His imagination, creativity, intellectual curiosity, ambition and humor is a perfect consolidation of requirements for today’s artist/entrepreneurs, particularly those in the Midwest who must repeatedly define and embolden our cultural environment. The fact that he also runs a highly successful metal manufacturing business with his brother Dan is extraordinary. That he returned to his alma mater, at the young age of over 50, to complete a terminal studio art degree, all the more impressive.

Joe Richey approaches his sculpture armed with technician’s manuals and philosopher’s texts. He addresses significant movements in the history of modernism, particularly those that relate to, as one might guess, technology and manufacturing, and he flavors them with a fairly romantic slant on metaphysics and cosmology.

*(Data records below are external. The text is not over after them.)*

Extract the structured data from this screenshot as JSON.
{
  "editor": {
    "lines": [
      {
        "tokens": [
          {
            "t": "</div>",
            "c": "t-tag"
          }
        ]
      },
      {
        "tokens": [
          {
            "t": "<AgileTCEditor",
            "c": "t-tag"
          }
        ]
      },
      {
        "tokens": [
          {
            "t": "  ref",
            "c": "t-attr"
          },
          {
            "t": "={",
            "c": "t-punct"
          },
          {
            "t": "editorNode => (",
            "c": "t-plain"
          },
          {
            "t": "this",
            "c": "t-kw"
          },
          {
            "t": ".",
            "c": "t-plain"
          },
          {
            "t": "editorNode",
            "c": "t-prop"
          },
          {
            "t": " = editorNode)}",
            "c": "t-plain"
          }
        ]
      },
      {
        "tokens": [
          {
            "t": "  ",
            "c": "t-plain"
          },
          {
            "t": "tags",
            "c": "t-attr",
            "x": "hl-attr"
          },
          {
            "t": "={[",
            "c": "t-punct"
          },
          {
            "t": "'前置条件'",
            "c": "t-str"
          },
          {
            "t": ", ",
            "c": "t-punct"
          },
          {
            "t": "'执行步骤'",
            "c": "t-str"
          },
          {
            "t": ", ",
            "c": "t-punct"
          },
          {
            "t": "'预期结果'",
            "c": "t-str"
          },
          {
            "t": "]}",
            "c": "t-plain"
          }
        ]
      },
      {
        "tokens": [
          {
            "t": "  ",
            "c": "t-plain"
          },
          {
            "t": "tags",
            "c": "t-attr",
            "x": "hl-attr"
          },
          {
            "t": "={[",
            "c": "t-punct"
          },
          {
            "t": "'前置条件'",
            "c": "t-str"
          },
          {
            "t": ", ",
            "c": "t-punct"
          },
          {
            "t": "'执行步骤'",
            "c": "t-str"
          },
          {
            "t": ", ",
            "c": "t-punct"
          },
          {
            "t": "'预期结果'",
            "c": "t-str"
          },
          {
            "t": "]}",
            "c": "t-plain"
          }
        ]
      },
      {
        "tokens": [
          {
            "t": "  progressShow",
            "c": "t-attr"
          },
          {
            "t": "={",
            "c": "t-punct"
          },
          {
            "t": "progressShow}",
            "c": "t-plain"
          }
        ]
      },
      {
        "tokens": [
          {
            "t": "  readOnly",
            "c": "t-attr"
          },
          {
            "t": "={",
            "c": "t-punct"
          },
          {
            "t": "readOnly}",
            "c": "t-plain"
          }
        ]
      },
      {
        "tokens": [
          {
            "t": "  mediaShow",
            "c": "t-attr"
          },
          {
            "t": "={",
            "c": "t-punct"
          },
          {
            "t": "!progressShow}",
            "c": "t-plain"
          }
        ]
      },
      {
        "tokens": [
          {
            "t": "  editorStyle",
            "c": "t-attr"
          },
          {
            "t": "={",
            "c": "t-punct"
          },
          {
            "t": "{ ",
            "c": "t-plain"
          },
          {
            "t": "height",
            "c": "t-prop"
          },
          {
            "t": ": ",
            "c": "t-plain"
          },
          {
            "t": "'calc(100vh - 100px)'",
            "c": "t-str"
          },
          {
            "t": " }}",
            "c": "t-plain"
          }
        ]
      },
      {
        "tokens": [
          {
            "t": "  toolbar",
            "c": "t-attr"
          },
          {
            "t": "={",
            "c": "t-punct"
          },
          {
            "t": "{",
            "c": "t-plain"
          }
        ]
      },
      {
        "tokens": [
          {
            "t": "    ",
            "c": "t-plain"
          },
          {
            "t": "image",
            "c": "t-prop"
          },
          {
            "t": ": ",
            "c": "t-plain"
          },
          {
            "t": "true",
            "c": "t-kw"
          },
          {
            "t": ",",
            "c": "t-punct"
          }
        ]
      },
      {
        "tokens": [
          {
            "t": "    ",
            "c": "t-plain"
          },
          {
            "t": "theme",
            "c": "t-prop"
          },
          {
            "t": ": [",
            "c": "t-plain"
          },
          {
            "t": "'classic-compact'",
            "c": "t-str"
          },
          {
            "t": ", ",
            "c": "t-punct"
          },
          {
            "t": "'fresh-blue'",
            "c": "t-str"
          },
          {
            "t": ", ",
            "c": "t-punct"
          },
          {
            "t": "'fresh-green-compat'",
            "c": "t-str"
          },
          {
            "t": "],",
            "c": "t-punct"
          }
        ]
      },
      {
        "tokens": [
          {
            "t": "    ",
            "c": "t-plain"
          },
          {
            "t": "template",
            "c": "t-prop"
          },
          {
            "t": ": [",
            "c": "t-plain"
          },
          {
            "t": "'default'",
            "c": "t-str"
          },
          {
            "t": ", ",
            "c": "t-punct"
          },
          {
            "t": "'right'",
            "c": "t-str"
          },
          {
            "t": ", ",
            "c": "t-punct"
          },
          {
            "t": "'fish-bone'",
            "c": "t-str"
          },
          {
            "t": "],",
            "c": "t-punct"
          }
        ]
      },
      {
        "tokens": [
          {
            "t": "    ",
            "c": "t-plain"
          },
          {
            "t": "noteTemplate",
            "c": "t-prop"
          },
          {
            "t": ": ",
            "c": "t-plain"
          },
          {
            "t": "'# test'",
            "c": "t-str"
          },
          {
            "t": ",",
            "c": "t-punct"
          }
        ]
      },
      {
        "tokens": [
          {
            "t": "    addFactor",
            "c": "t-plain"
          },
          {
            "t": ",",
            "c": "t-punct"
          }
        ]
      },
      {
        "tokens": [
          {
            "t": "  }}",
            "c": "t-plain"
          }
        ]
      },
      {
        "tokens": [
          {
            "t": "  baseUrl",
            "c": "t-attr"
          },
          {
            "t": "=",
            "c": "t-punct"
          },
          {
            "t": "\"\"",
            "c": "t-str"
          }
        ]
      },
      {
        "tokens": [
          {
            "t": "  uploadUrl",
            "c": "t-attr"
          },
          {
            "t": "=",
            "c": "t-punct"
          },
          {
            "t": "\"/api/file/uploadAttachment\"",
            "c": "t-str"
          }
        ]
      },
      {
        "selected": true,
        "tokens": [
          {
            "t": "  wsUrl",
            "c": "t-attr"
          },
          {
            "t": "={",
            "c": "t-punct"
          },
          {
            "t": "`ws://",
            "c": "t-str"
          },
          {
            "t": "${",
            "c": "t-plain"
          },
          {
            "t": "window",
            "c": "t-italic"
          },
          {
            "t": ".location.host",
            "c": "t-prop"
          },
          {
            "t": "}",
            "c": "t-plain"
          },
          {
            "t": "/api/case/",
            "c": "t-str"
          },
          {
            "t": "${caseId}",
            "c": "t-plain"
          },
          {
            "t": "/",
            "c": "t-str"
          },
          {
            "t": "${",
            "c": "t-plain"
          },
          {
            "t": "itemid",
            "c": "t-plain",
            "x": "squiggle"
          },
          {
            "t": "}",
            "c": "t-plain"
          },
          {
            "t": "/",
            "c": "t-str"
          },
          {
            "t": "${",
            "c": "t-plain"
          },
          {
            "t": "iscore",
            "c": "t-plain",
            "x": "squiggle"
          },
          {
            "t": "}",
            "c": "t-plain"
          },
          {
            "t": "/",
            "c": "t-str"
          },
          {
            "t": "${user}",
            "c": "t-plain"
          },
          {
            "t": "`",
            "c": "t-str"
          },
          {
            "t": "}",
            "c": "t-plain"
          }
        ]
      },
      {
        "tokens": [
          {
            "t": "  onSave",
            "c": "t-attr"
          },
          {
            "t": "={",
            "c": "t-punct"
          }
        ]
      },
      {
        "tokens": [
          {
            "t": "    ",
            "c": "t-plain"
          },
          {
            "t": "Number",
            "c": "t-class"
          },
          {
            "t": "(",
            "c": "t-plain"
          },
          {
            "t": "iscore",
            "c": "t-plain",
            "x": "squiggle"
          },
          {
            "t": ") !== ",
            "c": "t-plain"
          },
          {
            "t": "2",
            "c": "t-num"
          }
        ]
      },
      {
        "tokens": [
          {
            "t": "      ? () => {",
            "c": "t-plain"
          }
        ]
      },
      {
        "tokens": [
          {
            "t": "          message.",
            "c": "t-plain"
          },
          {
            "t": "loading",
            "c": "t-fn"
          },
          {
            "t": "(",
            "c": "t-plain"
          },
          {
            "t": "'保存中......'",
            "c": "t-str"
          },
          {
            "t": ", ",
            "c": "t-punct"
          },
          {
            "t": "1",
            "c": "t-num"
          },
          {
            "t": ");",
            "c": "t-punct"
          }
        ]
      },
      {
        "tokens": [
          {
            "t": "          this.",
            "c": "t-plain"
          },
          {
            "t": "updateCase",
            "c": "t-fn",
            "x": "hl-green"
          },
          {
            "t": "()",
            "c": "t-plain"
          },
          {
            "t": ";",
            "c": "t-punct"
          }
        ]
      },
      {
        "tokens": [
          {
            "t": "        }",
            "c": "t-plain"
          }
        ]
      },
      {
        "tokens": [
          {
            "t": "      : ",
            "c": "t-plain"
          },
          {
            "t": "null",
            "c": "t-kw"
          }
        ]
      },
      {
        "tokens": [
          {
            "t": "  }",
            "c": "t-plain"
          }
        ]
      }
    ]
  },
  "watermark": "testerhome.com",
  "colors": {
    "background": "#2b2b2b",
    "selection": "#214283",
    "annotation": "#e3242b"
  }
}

Joe doesn’t make sculpture in any ordinary sense but builds large-scale movable assemblages — aesthetic de-processing machinery — that approximates segments of projects by Alexander Rodchenko or Walter Gropius who were artists, architects and revolutionaries. He channels Precisionist photographer Ralph Steiner and later the logistical formulas of Frank Stella and Sol Lewitt. It’s not difficult to find formal variations of all of their works embedded in his sculpture but Joe is linked more by conceptual and attitudinal correspondences. All esteem the machine, pattern, power and the object and joins them in privileging mathematics as an intellectual touchstone.

Joe speaks of “tacit knowledge,” that which is only achieved by performing or building and is considered to be one source of codified knowledge. With a craftsman’s reverence for the intrinsic nature of materials, he organizes fragments that reflect design codes and then doubles back to re-intuit them. The process requires patience and planning and has resulted in sculpture like the formidable 10 x 8 x 4 foot “BALANCE,” constructed from hot rolled steel, plastic, aluminum and wood. As with his other works, he employs a computer aided design and manufacturing process known as CAD-CAM to produce a perfectly constructed amalgamation of theory and practice.

“BALANCE” is replete with vivid backlit symbols derived from the sculptor’s investigation into the history of religion, science, and philosophy. The images are organized to convey the significance of a heterogeneous, sometimes contradictory, yet ultimately sustainable world — thanks to Joe’s precise calculations. Tilting on the crown of this construction are mechanical arms that extend like a high voltage tower. Each arm holds a stunningly patterned 12-faced polyhedron, an ancient Greek model for ordering the universe. Polyhedrons are also a favorite formal device and conceptual vessel of Richey’s and are scattered throughout his extraordinary studio on the ground level of the Cordage Building.

While much American industry has been shipped overseas, the public has lost touch with the extraordinariness of the factory and with skilled labor as a way of knowing the world. It’s not only tragic for the American worker, but it’s a loss for the American imagination. Joe’s sculpture resuscitates the narrative that America, and particularly inland America, once feted in the design and manufacturing of tools for agriculture, transportation and architecture. This is the same history that influenced late modernist sculpture in the United States, and Joe acknowledges that work and his own history in Peoria where some of that design and manufacturing originated.

Recently the Prairie Center has scaled back a bit on its operations and its constituencies, even as it continues to address community needs with local artists, public schools and colleges. Consequently, Joe has more time for his own work which has been sheltered below the Prairie Center. His artwork deserves more attention and institutions need to acquire this enigmatic sculpture. Peoria’s visual culture would not be on the map without his vision and tireless efforts to produce contexts for artists and designers to work, but now is the time for Joe’s cosmological machines, rotating in their Euclidean space, to be front and center.